BGP Attributes detailed

The ORIGIN Attribute

The ORIGIN attribute is a well-known mandatory attribute (Type Code 1) that indicates the origin of the routing update with respect to the autonomous system that originated it. BGP considers three types of origins:

  • IGP – via command network
  • EGP – old EGP protocol
  • Incomplete – redistributed into BGP


The AS_PATH attribute is a well-known mandatory attribute (Type Code 2) that contains a sequence of autonomous system numbers that represent the path a route has traversed. Internally to an AS, routes passed among BGP speakers leave the AS_PATH information intact; however, when sending routes to external BGP peers, the AS that originates the route adds its own AS number. Thereafter, each AS that receives the route and passes it on to other EBGP peers will prepend its AS number to the list. Prepending is the act of adding the AS number to the beginning of the list. The final list represents all the AS numbers that a route has traversed. The AS number of the AS that originated the route is at the end of the list.

AS_PATH information is one of the attributes BGP uses to determine the best route to take to reach a destination. In comparing two or more different routes, given that all higher-priority attributes are equal, a shorter AS_PATH is always preferred over a longer one. In case of a tie, other attributes are used to determine the best path to the destination.

The AS_PATH Manipulation

AS_PATH information is often manipulated to affect interdomain routing behavior. Because BGP prefers a shorter AS_PATH path to a longer one, network operators are tempted to change the path information by including dummy AS_PATH entries that would increase the path length to influence or deter the traffic trajectory. Cisco’s implementation lets a user prepend AS numbers at the beginning of an AS_PATH to make the path length longer.


The BGP Multiexit Discriminator (MULTI_EXIT_DISC or MED) attribute is an optional nontransitive attribute (Type Code 4). It is a hint to external neighbors about the preferred path into an AS that has multiple entry points. The MED is also known as the external metric of a route. A lower MED value is preferred over a higher MED value. Unlike LOCAL_PREF, the MED attribute is exchanged between ASs, but a MED attribute that is received by an AS does not leave the AS. When an update enters the AS with a certain MED value, that value is used for decision making within the AS. When BGP passes the routing update to another AS, the MED is reset to 0 (unless the outgoing MED is explicitly set to a specific value). Thats why a MED is not much used to influence inbound routing. More used is the AS_PATH Prepending.

The COMMUNITY Attribute

Communities are used to simplify routing policies by identifying routes based on a logical property rather than an IP prefix or an AS number.
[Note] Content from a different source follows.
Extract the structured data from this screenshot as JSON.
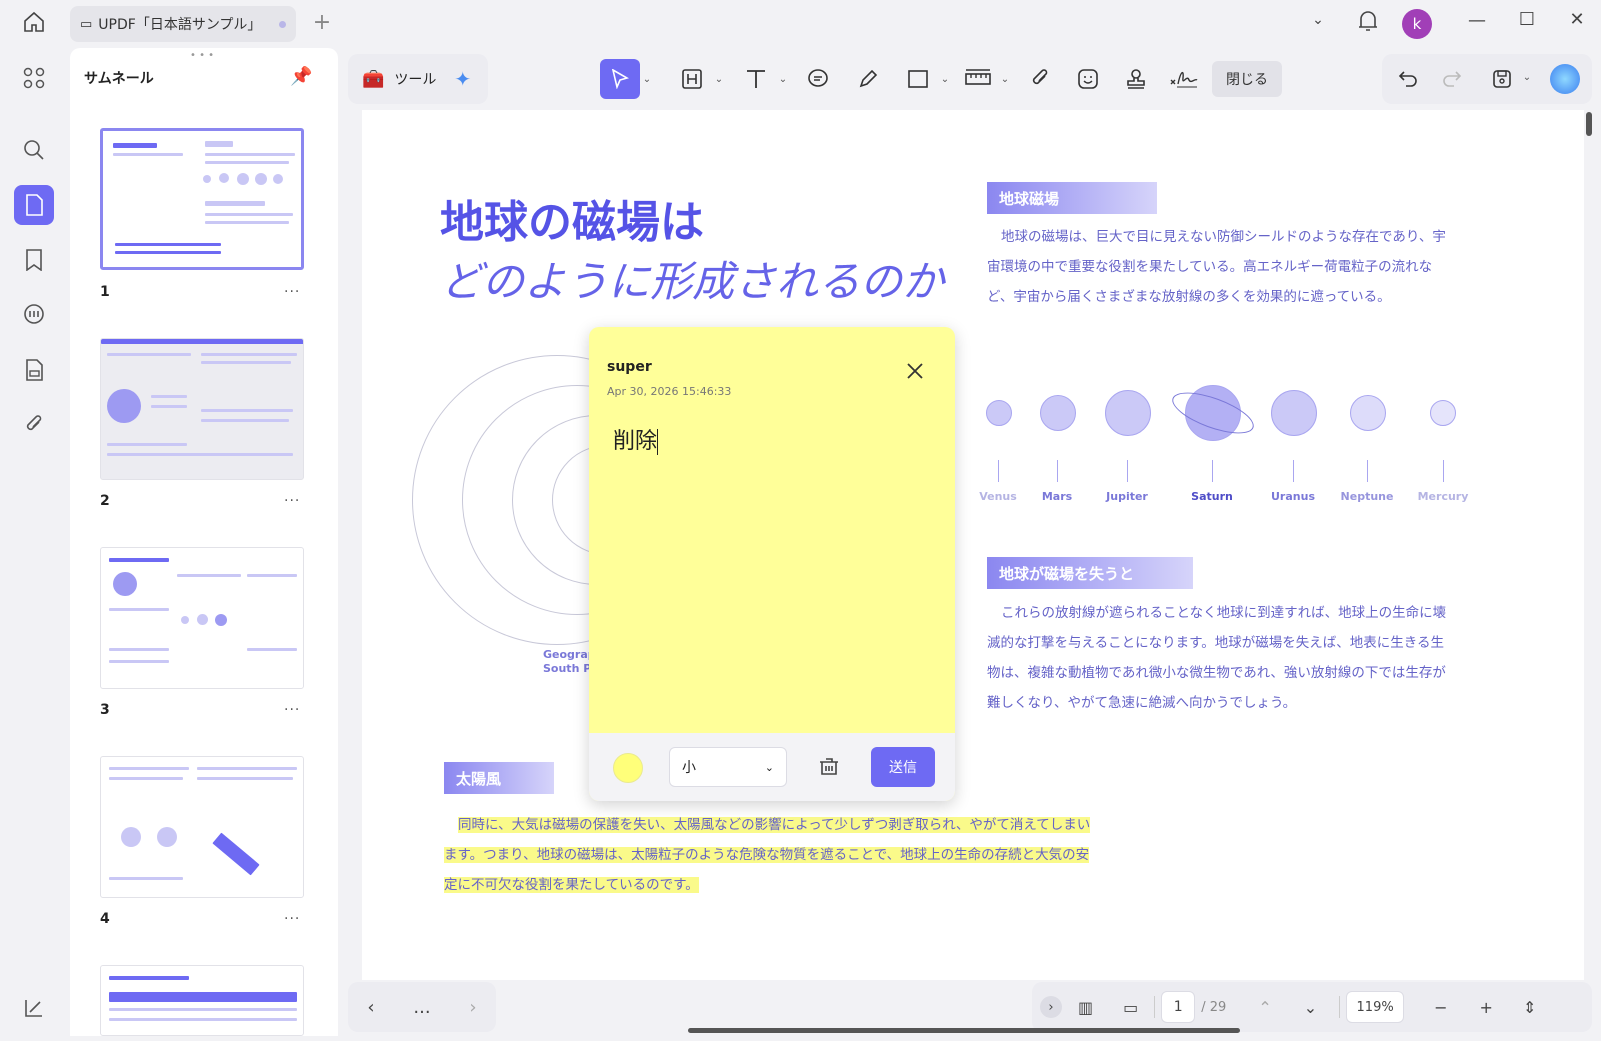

A BGP speaker can use this attribute in conjunction with other attributes to control which routes to accept, prefer, and pass on to other BGP neighbors.

The COMMUNITY attribute (Type Code 8) is an optional transitive attribute. A community is not restricted to one network or one autonomous system; it has no physical boundaries. It is of variable length and consists of a set of 4-byte values. Communities in the range 0x00000000 through 0x0000FFFF and 0xFFFF0000 through 0xFFFFFFFF are reserved. These communities are well-known—that is, they have a global meaning. Here are some examples of well-known communities:

  • NO_EXPORT (0xFFFFFF01) – A route carrying this community value should not be advertised to peers outside an AS.
  • NO_ADVERTISE (0xFFFFFF02) – A route carrying this community value, when received, should not be advertised to any BGP peer.

A route can have more than one community attribute. A BGP speaker that sees multiple community attributes in a route can act based on one, some, or all of the attributes. A router has the option of adding or modifying community attributes before passing routes on to other internal and external peers.